Traffic Engineering (fwd)

Perhaps you could explain to me how you can find the
shortest path between A and B using ping times, traceroute
hop counts, and AS_PATHS observed at C, assuming that
traffic between A and B is not exchanged through C?

You're not trying to find it between A and B. A connects to B, but B has
every intention of redirecting to C1, C2, or C3, etc.

If B can communicate with some measurement tool on Cx, they can all report
back on their "connectivity" to A. B can then redirect A to the "best" Cx
node. If the results are inconclusive, round robin it. If B had knowledge
of BGP and AS's, maybe it wouldn't have to decide on distance but instead
search for a Cx which was nearest to B in the AS_PATH. The premise being
it may be better to pick a Cx nearest me in my upstream, as opposed to
driving it through some overloaded exchange point.

Granted, ping tends to get dropped on the floor at overloaded points, and
traceroute probably isn't a) too much better b) probably blocked in some
(most) cases, but are there any better alternatives? Anyone know of some
reasonably available methods for measuring end to end "performance" which
are almost universally implemented?

Kind of making do with what we have.

#Included junk

From Network World

Olympic effort could be much more

Eric Germann <ekgermann@cctec.com> writes:

>
>Perhaps you could explain to me how you can find the
>shortest path between A and B using ping times, traceroute
>hop counts, and AS_PATHS observed at C, assuming that
>traffic between A and B is not exchanged through C?
>

You're not trying to find it between A and B. A connects to B, but B has
every intention of redirecting to C1, C2, or C3, etc.

The originally proposed idea was that search engines would
present a list of hits sorted by the proximity to the
client that made the query.

What you are doing is rehashing the IBM scheme.

Unfortunately the IBM scheme requires

  * an initial connection to a server
        
  * each server must know the location of its
          replicated data

  * each server must be able to determine the
    proximity of its replicated data to the
          client in reasonable time and without
          placing too much additional load on the
    server, the client, or the replicating sites

Point (1) means that for short transactions, preserving
locality is a net loss. If it is more work to redirect
than to serve directly, there is no point in not serving
directly.

Point (2) means that copies of the data that may be nearer
the client may not be known about.
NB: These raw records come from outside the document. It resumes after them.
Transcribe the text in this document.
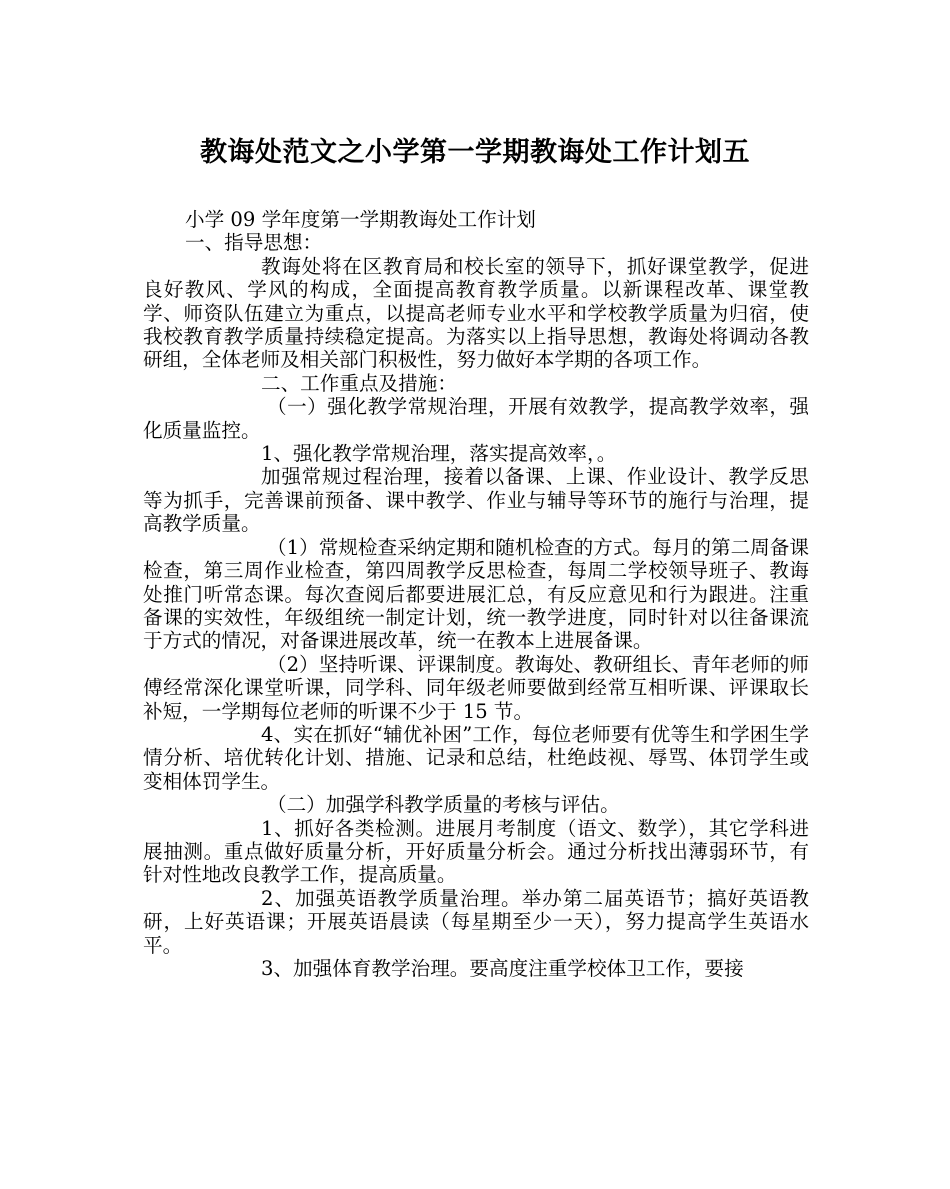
教诲处范文之小学第一学期教诲处工作计划五

小学 09 学年度第一学期教诲处工作计划

一、指导思想：

教诲处将在区教育局和校长室的领导下，抓好课堂教学，促进良好教风、学风的构成，全面提高教育教学质量。以新课程改革、课堂教学、师资队伍建立为重点，以提高老师专业水平和学校教学质量为归宿，使我校教育教学质量持续稳定提高。为落实以上指导思想，教诲处将调动各教研组，全体老师及相关部门积极性，努力做好本学期的各项工作。

二、工作重点及措施：

（一）强化教学常规治理，开展有效教学，提高教学效率，强化质量监控。

1、强化教学常规治理，落实提高效率，。

加强常规过程治理，接着以备课、上课、作业设计、教学反思等为抓手，完善课前预备、课中教学、作业与辅导等环节的施行与治理，提高教学质量。

（1）常规检查采纳定期和随机检查的方式。每月的第二周备课检查，第三周作业检查，第四周教学反思检查，每周二学校领导班子、教诲处推门听常态课。每次查阅后都要进展汇总，有反应意见和行为跟进。注重备课的实效性，年级组统一制定计划，统一教学进度，同时针对以往备课流于方式的情况，对备课进展改革，统一在教本上进展备课。

（2）坚持听课、评课制度。教诲处、教研组长、青年老师的师傅经常深化课堂听课，同学科、同年级老师要做到经常互相听课、评课取长补短，一学期每位老师的听课不少于 15 节。

4、实在抓好“辅优补困”工作，每位老师要有优等生和学困生学情分析、培优转化计划、措施、记录和总结，杜绝歧视、辱骂、体罚学生或变相体罚学生。

（二）加强学科教学质量的考核与评估。

1、抓好各类检测。进展月考制度（语文、数学），其它学科进展抽测。重点做好质量分析，开好质量分析会。通过分析找出薄弱环节，有针对性地改良教学工作，提高质量。

2、加强英语教学质量治理。举办第二届英语节；搞好英语教研，上好英语课；开展英语晨读（每星期至少一天），努力提高学生英语水平。

3、加强体育教学治理。要高度注重学校体卫工作，要接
This is also a scaling
problem.

Point (3) is a difficult engineering challenge, not least
because determining proximity (assuming proximity is a
function of bandwidth, delay, and infrastructure) without
inducing traffic load is hard.

What is really needed is a scheme such that

  * the client learns the identity of the datum
    desired, and the ultimate, authoritative source
    of the datum, through user interaction (typing
          in a URL) or through a search database

  * the client or its proxy asks increasingly distant
    infrastructure if replicas are available; Van
     Jacobson suggests this is a good application for
    multicast and I'm inclined to agree somewhat

  * the client or its proxy retreives the found
    replicated datum if a replica exists and is
    found within a reasonable time or scope of
    multicast search

    or
    
          the client or its proxy turns to the ultimate
    source for a copy

  * should the client or its proxy hear a query for
    this same datum, it will offer it up for
    retrieval to other clients

    that is, everything in your client or proxy's
    local cache may be served up to nearby clients

Note that the squid caching system emulates this scheme to
a large degree.

The difficulty is now reduced to constructing a spanning
tree for all multicast queries and determining whether
something found by the client or its proxy to be
topologically nearby is a good choice for serving up the
data. These problems seem much more tractable than the
ones the IBM scheme needs to solve, and a great deal of
theoretical work has gone into this sort of model already.
  

Anyone know of some reasonably available methods for
measuring end to end "performance" which are almost
universally implemented?

No. See the CAIDA or IPPM efforts for why not.

  Sean.

P.S.: Curtis Villamizar had another interesting approach
      which involved pushing content far afield to
      machines with the same transport-layer (IP)
      addresses, relying upon closest-exit routing to
      connect one to the topologically-closest replication
      machine. Unfortunately, while this could be really
      cool for NSPs to offload stuff towards peering
      points (public or private), it also has some poor
      scaling properties and is uncomfortably reliant
      upon the stability of routing.

      If he's done any more thinking about the idea,
      I'd love to hear about it though.